En los años 50 del siglo pasado, el western fue uno de los géneros mayores en el cine de Hollywood. No solo es la década de Centauros del desierto (1956) de John Ford, una reflexión fundamental sobre la figura prototípica del héroe. Son también los años, espléndidos, de los ciclos establecidos por algunos directores a partir de la repetición de una serie de temas y la estrecha colaboración con un actor: los westerns trágicos de Anthony Mann protagonizados por James Stewart –Winchester 73 (1950), Horizontes lejanos (1952)–, los más abstractos de Budd Boetticher interpretados por Randolph Scott –The Tall T (1957), Ride Lonesome (1959)– y los hieráticos de Delmer Daves con Glenn Ford –Jubal (1956), El tren de las 3,10 (1957)–. El western cotizaba al alza como nunca lo había hecho antes y como nunca lo hará después. Si en los de Mann, Boetticher y Daves el espacio que transitan los personajes es esencial (la naturaleza desafiante en Mann, las geografías lunares en Boetticher), hubo tiempo también para notables westerns urbanos como Wichita (1955) de Jacques Tourneur y Duelo de titanes (1957) de John Sturges. Es también la década de eclosión de la generación de la violencia (Nicholas Ray, Sam Fuller, Robert Aldrich, Don Siegel), para la que el western fue reflexivo y alegórico: Johnny Guitar (1954), de Ray, habla de la caza de brujas y del avance feroz del capitalismo, olvidada ya la mítica de la conquista del Oeste. Y los cineastas clásicos también dieron en aquella década piezas mayores: Howard Hawks y Río Bravo (1959), Fritz Lang y la fantasmagórica Encubridora (1952), King Vidor y La pradera sin ley (1955), Raoul Walsh y la pantanosa Tambores lejanos (1952), Ford con Centauros del desierto o la desencantada Misión de audaces (1959).
No siempre fue así. En la época del cine mudo era uno de los géneros-sostén de Hollywood, cierto, con proliferación de seriales y películas que recreaban asaltos y atracos que aún se estaban cometiendo ya que, en sus inicios, el western documentó la realidad inmediata y cambiante del propio país, la expansión de las ciudades, el tendido del ferrocarril y el final del mito de la frontera.

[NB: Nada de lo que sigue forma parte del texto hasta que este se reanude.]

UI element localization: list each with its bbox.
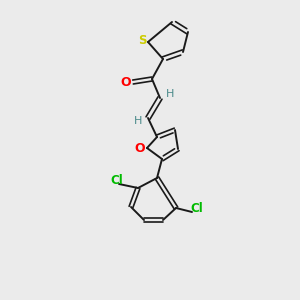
Text: O: O bbox=[135, 142, 145, 155]
Text: Cl: Cl bbox=[190, 202, 203, 214]
Text: Cl: Cl bbox=[111, 173, 123, 187]
Text: H: H bbox=[166, 89, 174, 99]
Text: H: H bbox=[134, 116, 142, 126]
Text: S: S bbox=[138, 34, 146, 46]
Text: O: O bbox=[121, 76, 131, 88]
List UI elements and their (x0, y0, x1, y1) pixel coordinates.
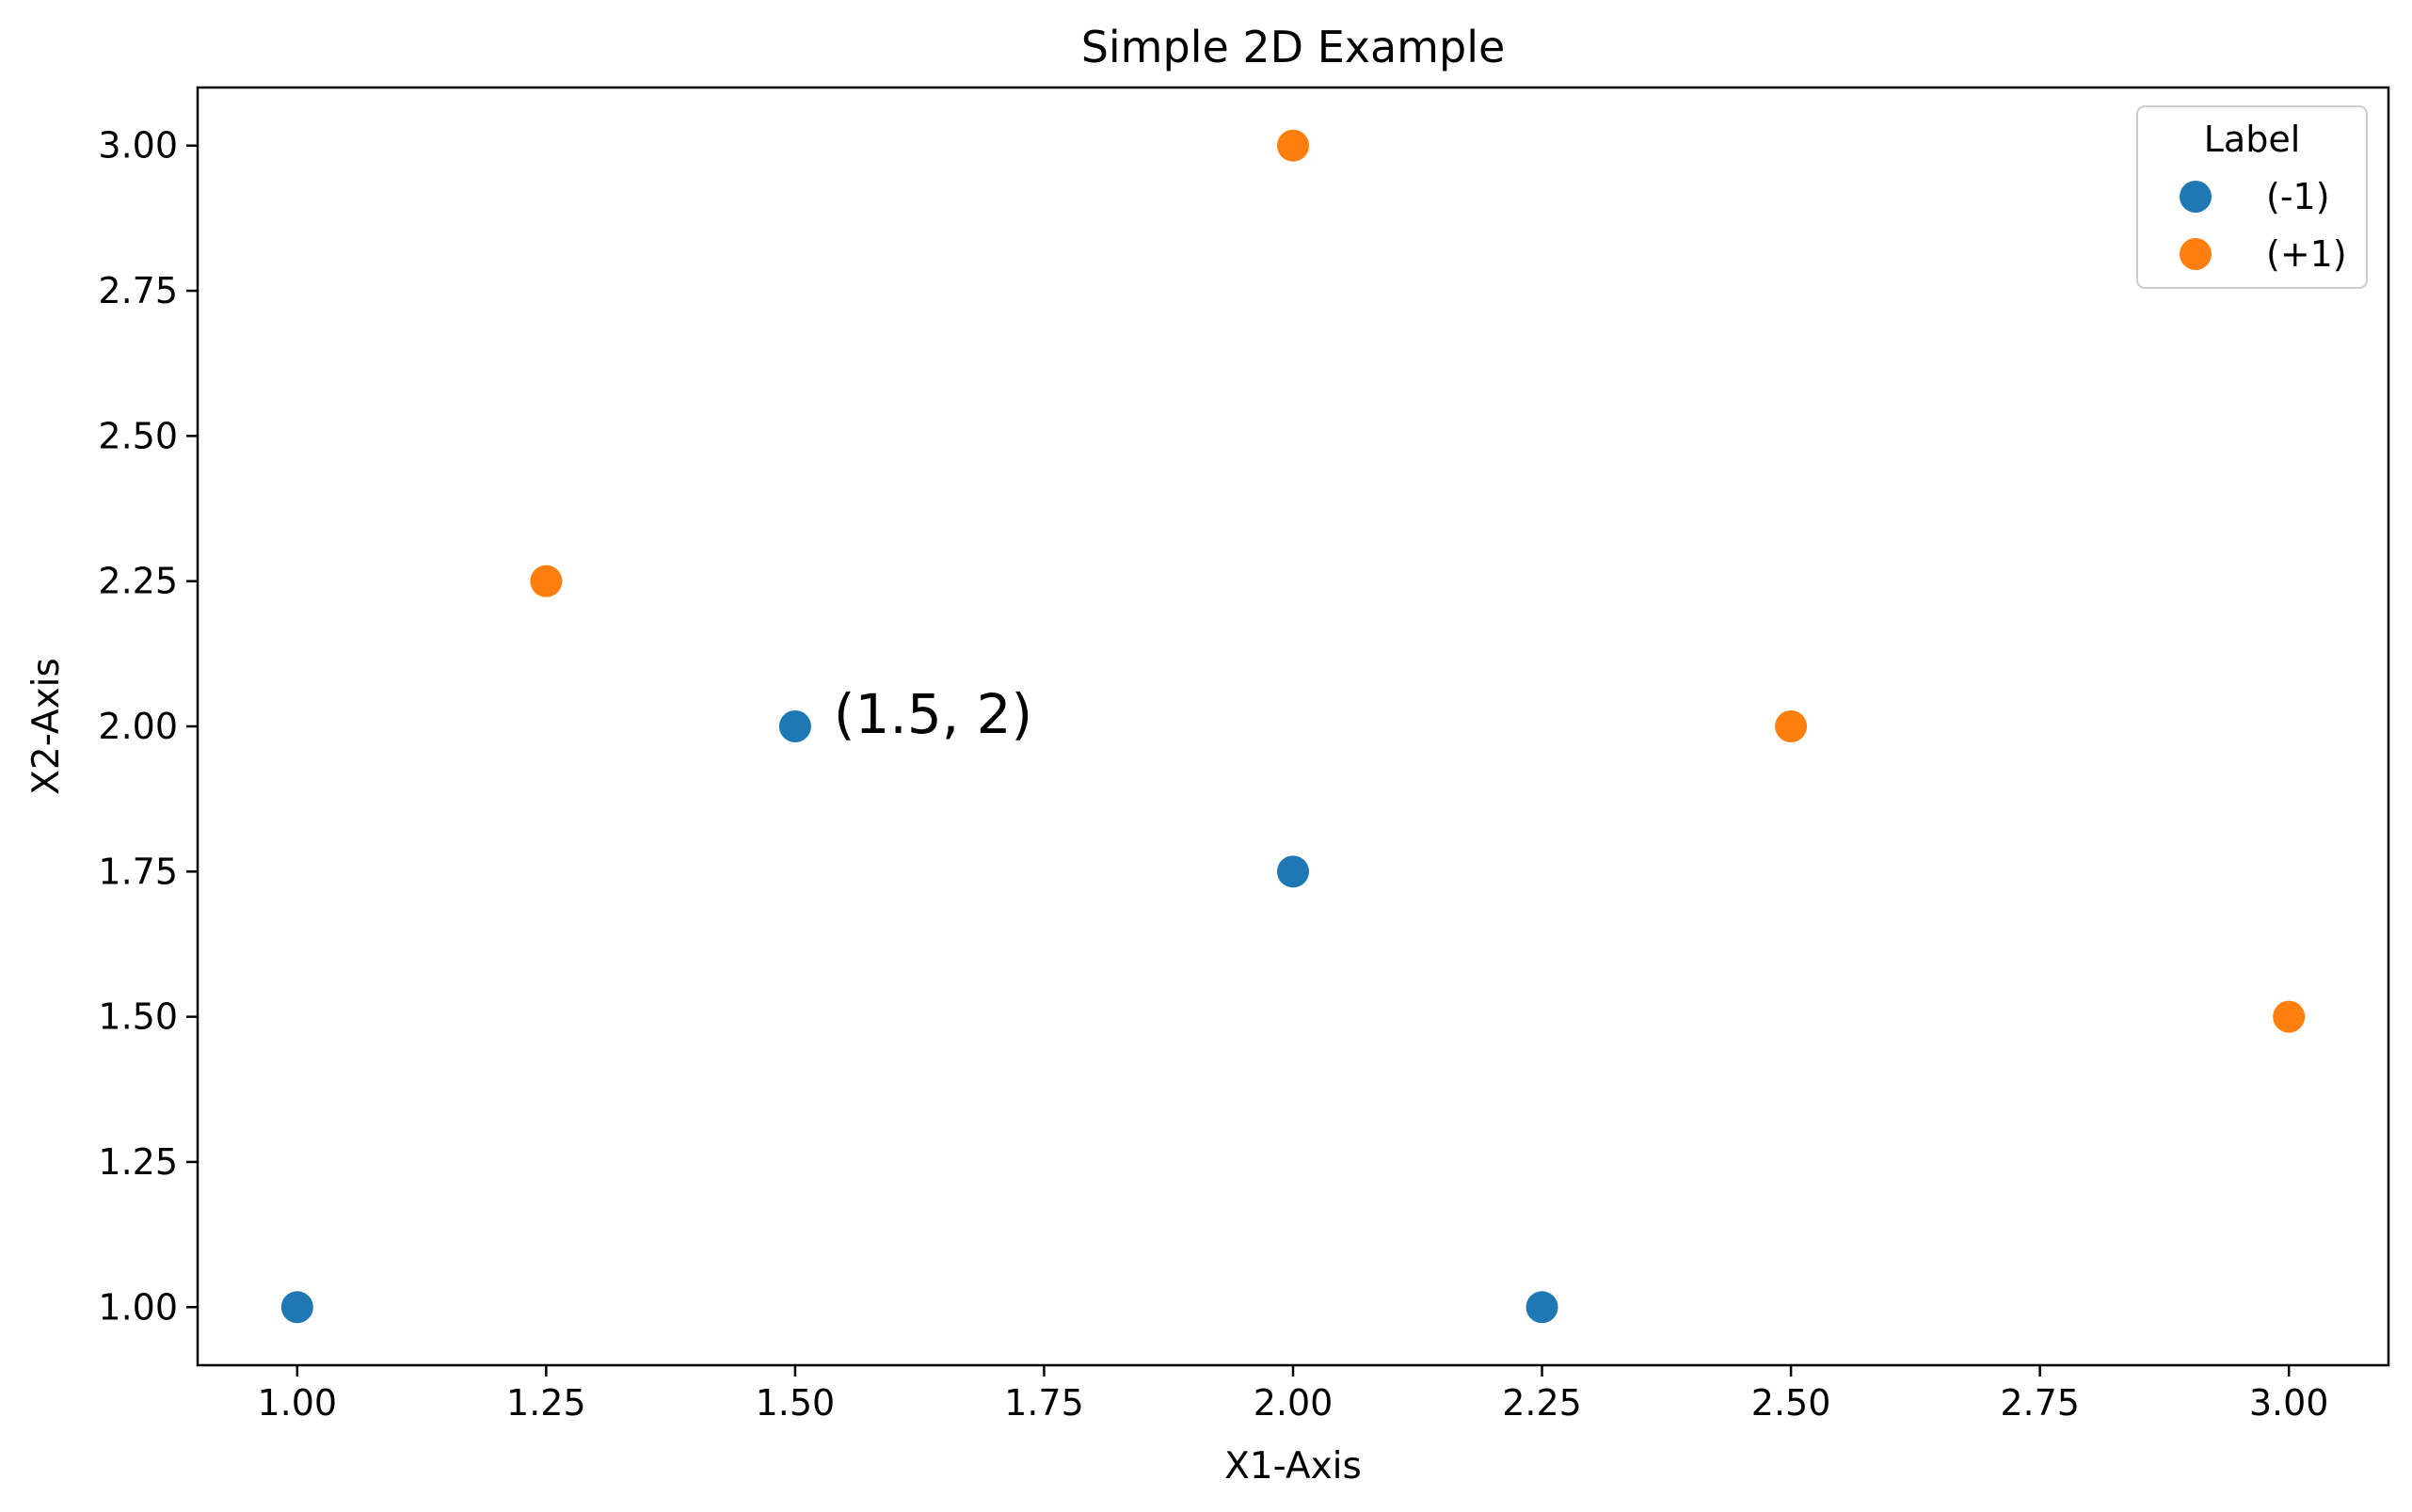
data-point-series-1 (530, 565, 563, 597)
data-point-series-1 (1775, 710, 1808, 742)
y-axis-label: X2-Axis (25, 658, 68, 795)
y-tick-label: 2.25 (98, 561, 178, 602)
legend-marker (2180, 238, 2212, 270)
data-point-series-1 (2273, 1000, 2306, 1033)
y-tick-label: 1.25 (98, 1141, 178, 1183)
legend-label: (-1) (2266, 176, 2330, 217)
legend-label: (+1) (2266, 233, 2347, 275)
x-axis-ticks: 1.00 1.25 1.50 1.75 2.00 2.25 2.50 2.75 3.00 (258, 1365, 2329, 1424)
y-tick-label: 2.50 (98, 415, 178, 456)
data-point-series-0 (778, 710, 811, 742)
x-tick-label: 2.75 (2000, 1382, 2080, 1424)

Pero en los años 30, con la instauración del sonido y la abundancia de cowboys cantantes en las pantallas, se realizaron pocos westerns importantes: los épicos La gran jornada (1930) de Walsh, Billy the Kid (1930) de Vidor y Buffalo Bill (1936) de Cecil B. De Mille. Fue una película de Ford la que, al declinar la década, pondría de nuevo el cine del Oeste en el mapa: La diligencia (1939). La Segunda Guerra Mundial cortó de cuajo está renovación pero, terminada la contienda, el género resurgió de sus cenizas. Solo con la concepción melancólica del western crepuscular en versión otoñal –El hombre que mató a Liberty Valance (1962) de Ford, Duelo en la alta sierra (1962) de Sam Peckinpah– o paroxística –Grupo salvaje (1969) del mismo Peckinpah–, el cine del Oeste hincó la rodilla.
En los últimos treinta años ha sobrevivido gracias a ser el bendito “capricho” de algunos independientes –Dead Man (1995) de Jim Jarmusch– y de actores aficionados al género: Clint Eastwood mantuvo la llama clásica con El jinete pálido (1985) y Sin perdón (1992); Kevin Costner se sirvió de su popularidad para dirigir westerns –Bailando con lobos (1990), Open Range (2003)– o producirlos y protagonizarlos –Wyatt Earp (1994) de Lawrence Kasdan–; Ed Harris debutó tras la cámara con Appaloosa (2008). Las películas del Oeste se hacen ahora en cuentagotas y es en la televisión donde han aparecidos los logros más interesantes: la seca y virulenta Deadwood (2004-2006). Existen sugerentes hibridaciones genéricas, caso de Bone Tomahawk (2015) de Z. Craig Zahler, un western con canibalismo, o excelentes neo-westerns como Comanchería (2016) de David McKenzie. Pero solo cuando Quentin Tarantino ha destapado el tarro de sus esencias “westernianas” con Django desencadenado (2012), película alumbrada por el euro western, y Los odiosos ocho (2015), un filme de cámara, aunque rodado en 70 mm, ha vuelto a hablarse del western como lo que casi siempre fue, un género mayor. Que Tarantino, el gran responsable del pastiche contemporáneo en la cultura de masas, haya repetido género solo en una ocasión dice mucho de la incidencia que aún posee: no se ruedan tantas películas del Oeste como antaño, pero sigue figurando, rotundo, en el imaginario popular.